Genf Kleidung Schule
Schülerinnen protestierten in Genf gegen den Dresscode. - Keystone

Es entbrannte eine hitzige Debatte um den Dresscode, in welcher sich Politiker, Lehrer und Eltern einschalteten. Die Schule im bauchfreien Oberteil zu besuchen, war für die einen schon zu viel, für die anderen überhaupt kein Problem. Der Schülerprotest erhielt Rückdeckung von der obersten Lehrerin der Schweiz.

Die Kantone Genf und Waadt schufen daraufhin das «T-Shirt der Schande» ab. Das XXL-Shirt wurde Schülerinnen übergestülpt, welche in den Augen der Lehrer zu aufreizend gekleidet waren.

Probleme auch in Bern

Mittlerweile ist die Diskussion auch in der Bundesstadt angelangt. Frisch Ausgebildete des Gesundheitsbereichs wehren sich nun gegen bestehende Kleidervorschriften an Berner Berufsschulen. Die ehemaligen Schülerinnen zeigen Nau.ch, für welche Outfits sie gerügt worden waren.

kleriderordnung
Mia* wurde wegen ihres Einteilers von ihrer Lehrerin zurechtgewiesen. Das Kleidungsstück sei zu aufreizend, so das Argument.
kleiderordnung
Wegen dieses Oberteils bekam Mia* einen Verweis beim ÜK.

Gemäss den Richtlinien der einen Schule war ein Einteiler von Mia* (19) «zu freizügige oder provozierende Mode». Für das bauchfreie Oberteil kassierte die damalige Schülerin in einem Kurs gar einen Verweis.

«Lehrpersonen haben ganz eigene Vorstellung von passender Schulkleidung»

Gehen solche Massnahmen schon zu weit oder ist eine Kleidervorschrift völlig legitim? Jugendpsychologe Allan Guggenbühl ordnet die Diskussion um die Kleiderordnung an Schulen auf Anfrage von Nau.ch ein.

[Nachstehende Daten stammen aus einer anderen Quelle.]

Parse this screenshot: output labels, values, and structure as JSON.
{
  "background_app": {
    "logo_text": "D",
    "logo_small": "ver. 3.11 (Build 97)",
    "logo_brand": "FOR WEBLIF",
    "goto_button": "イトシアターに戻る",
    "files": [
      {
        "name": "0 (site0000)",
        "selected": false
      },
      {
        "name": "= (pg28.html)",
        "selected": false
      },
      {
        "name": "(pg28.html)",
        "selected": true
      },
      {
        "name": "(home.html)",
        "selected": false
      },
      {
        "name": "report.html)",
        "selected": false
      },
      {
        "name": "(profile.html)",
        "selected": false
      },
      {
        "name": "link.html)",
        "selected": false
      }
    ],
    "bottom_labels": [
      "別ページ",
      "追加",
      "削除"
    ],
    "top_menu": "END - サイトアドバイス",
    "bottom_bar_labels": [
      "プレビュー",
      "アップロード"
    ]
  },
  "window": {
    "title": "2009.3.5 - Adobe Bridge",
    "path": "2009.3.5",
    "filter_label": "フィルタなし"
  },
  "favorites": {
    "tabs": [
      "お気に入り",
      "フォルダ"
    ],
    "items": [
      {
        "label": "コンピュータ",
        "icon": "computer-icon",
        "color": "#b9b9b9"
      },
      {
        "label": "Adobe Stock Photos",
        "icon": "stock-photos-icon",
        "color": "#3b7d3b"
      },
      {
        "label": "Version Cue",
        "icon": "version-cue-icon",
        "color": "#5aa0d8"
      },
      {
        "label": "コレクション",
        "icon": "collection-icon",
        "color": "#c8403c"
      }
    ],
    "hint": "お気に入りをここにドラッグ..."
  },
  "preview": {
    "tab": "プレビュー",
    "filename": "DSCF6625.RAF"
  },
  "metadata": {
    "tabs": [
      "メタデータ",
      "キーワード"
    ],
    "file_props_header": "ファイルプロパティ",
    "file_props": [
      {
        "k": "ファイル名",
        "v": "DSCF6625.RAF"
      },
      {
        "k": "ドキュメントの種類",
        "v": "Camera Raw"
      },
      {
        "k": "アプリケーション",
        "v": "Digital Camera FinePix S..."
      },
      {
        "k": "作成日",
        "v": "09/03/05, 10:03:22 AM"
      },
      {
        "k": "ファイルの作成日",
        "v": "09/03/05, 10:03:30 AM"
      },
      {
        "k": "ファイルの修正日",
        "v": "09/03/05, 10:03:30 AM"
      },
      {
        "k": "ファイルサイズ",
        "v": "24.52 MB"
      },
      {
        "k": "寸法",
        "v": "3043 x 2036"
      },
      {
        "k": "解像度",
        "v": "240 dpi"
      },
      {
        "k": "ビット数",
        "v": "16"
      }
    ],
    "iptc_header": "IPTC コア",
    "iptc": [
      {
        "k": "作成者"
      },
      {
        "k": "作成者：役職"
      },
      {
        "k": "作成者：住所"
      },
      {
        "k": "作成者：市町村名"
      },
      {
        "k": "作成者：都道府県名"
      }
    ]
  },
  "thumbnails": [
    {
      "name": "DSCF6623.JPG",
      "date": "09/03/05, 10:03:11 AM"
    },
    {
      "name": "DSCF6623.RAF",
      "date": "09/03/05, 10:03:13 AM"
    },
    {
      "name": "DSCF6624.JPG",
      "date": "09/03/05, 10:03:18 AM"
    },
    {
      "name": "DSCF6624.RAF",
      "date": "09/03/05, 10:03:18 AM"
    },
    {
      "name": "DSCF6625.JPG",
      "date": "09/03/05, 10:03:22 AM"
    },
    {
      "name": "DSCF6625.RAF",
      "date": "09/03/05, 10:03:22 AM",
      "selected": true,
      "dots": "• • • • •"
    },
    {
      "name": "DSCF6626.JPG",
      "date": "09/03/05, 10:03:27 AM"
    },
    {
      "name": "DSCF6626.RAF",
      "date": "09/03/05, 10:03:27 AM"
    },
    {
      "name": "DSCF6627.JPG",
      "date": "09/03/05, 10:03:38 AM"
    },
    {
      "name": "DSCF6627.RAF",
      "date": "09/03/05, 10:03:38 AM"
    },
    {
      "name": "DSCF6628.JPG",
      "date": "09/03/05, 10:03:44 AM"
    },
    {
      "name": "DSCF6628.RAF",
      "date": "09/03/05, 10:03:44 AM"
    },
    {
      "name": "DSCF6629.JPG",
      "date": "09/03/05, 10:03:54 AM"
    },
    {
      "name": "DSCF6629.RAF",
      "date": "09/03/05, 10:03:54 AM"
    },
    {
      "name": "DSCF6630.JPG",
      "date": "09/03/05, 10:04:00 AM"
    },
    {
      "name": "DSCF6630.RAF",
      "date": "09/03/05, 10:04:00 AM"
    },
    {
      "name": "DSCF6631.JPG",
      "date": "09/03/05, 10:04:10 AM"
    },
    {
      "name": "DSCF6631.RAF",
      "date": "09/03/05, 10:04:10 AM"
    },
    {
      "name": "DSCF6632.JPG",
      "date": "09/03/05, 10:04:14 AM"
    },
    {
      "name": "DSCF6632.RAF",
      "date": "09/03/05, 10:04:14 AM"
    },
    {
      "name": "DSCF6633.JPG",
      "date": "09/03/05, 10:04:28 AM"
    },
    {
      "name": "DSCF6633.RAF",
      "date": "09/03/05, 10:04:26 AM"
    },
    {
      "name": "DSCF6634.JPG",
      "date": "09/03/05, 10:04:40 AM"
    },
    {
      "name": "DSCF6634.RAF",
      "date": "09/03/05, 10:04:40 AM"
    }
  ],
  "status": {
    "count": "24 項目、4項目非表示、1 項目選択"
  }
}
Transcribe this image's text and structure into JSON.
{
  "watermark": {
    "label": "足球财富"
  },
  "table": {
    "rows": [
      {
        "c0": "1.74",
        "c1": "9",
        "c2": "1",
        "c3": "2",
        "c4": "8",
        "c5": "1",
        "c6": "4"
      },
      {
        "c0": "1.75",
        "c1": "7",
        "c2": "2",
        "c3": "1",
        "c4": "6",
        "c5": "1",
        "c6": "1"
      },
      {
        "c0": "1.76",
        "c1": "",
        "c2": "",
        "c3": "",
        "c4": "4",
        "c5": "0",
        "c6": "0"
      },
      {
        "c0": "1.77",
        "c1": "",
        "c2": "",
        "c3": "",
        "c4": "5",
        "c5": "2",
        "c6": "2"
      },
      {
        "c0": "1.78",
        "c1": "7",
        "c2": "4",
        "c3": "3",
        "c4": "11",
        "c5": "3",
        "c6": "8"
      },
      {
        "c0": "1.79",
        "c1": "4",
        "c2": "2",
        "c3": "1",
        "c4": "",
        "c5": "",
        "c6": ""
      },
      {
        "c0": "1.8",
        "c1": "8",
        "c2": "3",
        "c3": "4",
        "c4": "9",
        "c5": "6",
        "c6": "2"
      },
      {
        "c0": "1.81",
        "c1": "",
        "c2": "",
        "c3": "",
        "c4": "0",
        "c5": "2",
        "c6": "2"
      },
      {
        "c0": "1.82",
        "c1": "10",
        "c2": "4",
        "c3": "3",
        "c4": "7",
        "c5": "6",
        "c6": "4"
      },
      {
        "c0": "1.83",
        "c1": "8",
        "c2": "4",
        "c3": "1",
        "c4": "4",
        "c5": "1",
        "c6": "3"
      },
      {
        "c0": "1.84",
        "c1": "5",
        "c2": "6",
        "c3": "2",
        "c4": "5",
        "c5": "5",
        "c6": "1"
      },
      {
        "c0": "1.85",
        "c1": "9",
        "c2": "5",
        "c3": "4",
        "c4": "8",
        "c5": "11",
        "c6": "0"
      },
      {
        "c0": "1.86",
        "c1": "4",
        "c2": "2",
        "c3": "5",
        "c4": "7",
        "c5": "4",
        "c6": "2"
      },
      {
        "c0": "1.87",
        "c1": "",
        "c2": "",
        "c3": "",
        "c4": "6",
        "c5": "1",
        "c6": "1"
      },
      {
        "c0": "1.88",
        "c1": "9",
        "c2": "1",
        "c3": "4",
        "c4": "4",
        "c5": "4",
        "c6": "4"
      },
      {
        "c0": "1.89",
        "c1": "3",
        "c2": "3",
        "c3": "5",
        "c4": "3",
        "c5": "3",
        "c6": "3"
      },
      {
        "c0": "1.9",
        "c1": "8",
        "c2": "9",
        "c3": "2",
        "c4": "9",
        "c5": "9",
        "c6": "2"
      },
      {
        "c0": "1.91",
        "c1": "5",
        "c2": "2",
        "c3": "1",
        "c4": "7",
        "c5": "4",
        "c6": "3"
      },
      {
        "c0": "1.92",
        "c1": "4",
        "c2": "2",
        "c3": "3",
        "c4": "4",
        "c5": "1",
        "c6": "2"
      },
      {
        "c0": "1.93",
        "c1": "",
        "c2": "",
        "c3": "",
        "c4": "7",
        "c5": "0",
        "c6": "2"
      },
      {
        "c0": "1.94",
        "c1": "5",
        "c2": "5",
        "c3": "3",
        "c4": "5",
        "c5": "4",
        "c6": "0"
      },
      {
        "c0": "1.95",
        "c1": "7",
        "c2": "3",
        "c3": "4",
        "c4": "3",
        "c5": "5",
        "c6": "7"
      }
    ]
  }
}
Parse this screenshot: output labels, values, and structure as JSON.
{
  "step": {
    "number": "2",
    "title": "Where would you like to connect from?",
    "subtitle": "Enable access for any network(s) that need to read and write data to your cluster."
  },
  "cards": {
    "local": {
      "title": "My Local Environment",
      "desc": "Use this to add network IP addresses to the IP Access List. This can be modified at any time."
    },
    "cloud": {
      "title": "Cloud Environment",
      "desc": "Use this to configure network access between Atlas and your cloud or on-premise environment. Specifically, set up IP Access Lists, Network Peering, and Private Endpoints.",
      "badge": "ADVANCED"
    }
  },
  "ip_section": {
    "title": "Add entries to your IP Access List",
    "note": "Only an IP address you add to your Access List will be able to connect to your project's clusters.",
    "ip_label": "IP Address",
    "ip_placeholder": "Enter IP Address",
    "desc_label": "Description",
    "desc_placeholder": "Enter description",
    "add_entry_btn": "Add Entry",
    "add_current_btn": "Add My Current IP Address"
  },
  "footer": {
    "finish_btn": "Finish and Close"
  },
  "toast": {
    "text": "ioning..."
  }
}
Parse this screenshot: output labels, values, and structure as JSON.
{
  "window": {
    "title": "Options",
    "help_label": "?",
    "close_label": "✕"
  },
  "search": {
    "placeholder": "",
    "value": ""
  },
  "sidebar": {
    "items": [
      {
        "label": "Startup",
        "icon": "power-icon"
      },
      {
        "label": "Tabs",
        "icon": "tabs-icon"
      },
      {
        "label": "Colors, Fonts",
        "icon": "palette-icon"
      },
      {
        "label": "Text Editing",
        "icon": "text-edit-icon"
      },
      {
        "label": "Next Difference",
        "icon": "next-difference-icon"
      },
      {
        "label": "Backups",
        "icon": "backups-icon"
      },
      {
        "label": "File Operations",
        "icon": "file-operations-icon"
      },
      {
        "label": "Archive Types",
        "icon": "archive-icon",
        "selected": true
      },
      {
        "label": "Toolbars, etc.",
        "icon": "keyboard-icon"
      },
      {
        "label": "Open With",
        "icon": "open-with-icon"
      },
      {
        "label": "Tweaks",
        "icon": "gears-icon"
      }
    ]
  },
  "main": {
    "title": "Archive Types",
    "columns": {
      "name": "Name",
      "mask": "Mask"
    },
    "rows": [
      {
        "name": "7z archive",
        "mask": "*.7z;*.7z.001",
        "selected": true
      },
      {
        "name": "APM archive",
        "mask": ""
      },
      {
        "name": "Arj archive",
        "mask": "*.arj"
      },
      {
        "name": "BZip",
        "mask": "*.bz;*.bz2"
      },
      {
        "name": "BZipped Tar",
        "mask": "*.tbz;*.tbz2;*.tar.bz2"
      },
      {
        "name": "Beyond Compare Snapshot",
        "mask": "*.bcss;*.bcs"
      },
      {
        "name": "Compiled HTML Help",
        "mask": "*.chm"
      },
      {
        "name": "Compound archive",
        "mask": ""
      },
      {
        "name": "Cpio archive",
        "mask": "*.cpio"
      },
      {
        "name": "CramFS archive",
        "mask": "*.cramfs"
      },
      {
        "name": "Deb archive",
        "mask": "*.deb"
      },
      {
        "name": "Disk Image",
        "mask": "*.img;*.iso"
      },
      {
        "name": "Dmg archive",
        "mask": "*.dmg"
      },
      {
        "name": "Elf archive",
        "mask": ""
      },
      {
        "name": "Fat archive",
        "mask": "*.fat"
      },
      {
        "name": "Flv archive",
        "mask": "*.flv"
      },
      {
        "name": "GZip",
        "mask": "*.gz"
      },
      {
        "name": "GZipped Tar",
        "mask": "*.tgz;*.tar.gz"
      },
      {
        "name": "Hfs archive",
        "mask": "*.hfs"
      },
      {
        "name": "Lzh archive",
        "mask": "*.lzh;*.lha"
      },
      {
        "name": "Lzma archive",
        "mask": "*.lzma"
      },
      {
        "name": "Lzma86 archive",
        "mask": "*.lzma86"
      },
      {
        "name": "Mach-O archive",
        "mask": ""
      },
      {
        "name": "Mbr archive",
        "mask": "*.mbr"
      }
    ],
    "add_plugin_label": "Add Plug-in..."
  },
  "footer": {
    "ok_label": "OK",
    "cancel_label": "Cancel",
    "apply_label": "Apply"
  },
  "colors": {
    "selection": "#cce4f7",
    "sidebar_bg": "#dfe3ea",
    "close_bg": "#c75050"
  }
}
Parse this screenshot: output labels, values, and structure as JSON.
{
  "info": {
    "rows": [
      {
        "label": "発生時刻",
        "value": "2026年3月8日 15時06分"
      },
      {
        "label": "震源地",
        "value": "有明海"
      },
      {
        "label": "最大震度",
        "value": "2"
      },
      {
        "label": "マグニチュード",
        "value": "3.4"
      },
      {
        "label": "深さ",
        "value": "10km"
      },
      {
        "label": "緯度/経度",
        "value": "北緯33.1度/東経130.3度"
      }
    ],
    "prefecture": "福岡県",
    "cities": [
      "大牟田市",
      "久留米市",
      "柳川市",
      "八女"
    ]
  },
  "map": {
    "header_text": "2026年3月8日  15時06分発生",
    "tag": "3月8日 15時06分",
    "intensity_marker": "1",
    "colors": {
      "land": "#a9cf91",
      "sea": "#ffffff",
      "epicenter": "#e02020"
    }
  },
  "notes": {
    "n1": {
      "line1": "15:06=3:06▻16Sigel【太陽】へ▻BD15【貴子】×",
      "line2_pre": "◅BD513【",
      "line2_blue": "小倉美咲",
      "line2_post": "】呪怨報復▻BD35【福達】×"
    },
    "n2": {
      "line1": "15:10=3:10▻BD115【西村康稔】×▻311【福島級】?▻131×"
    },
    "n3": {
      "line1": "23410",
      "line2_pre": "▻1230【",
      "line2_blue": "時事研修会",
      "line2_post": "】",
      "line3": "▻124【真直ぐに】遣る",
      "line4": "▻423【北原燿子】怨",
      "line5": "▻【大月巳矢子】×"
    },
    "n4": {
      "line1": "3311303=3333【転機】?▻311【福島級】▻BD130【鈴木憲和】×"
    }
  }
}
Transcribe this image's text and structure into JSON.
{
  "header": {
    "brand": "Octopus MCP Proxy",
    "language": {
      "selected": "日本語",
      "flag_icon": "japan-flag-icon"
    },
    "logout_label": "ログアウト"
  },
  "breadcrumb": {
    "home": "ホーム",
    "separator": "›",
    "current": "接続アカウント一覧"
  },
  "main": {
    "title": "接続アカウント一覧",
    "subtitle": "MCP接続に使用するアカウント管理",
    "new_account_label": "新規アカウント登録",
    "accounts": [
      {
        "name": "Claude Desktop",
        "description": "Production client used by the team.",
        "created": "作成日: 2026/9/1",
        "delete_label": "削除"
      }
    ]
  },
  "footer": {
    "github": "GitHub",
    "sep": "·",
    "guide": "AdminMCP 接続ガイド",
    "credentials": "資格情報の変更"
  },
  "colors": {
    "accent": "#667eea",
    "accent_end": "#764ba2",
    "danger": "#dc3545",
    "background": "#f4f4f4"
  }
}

Jugendpsychologe Allan Guggenbühl.
Der Zürcher Jugendpsychologe Allan Guggenbühl. - zVg

Ein Grossteil der Schulen in der Schweiz verfüge über eine Kleidervorschrift. «Kleiderregeln an Schulen sind sinnvoll», so der Psychologe, da es sich um einen halböffentlichen Bereich handle. Hier gäbe es gewisse Grenzen einzuhalten: «Schülerinnen und Schüler können nicht einfach in Bikinis oder Badehosen zur Schule gehen», so der Psychologe überspitzt.

Ob diese Grenze schon bei bauchfreien Tops oder Trainerhosen beginne, dürfe schlussendlich jede Schuldirektion für sich selbst entscheiden. «Lehrpersonen haben ihre ganz eigene Vorstellung von passender Schulbekleidung», so der Jugendpsychologe.

Jugendliche suchen mit Kleidung ihre Identität

Auf der anderen Seite stehen die Schüler. Guggenbühl: «Jugendliche orientieren sich an der Mode, suchen mit der Kleiderwahl ihre eigene Identität.» Dabei wollen sie auch auffallen, sich von der Masse abheben und dies versuchen sie natürlich auch mit der Provokation.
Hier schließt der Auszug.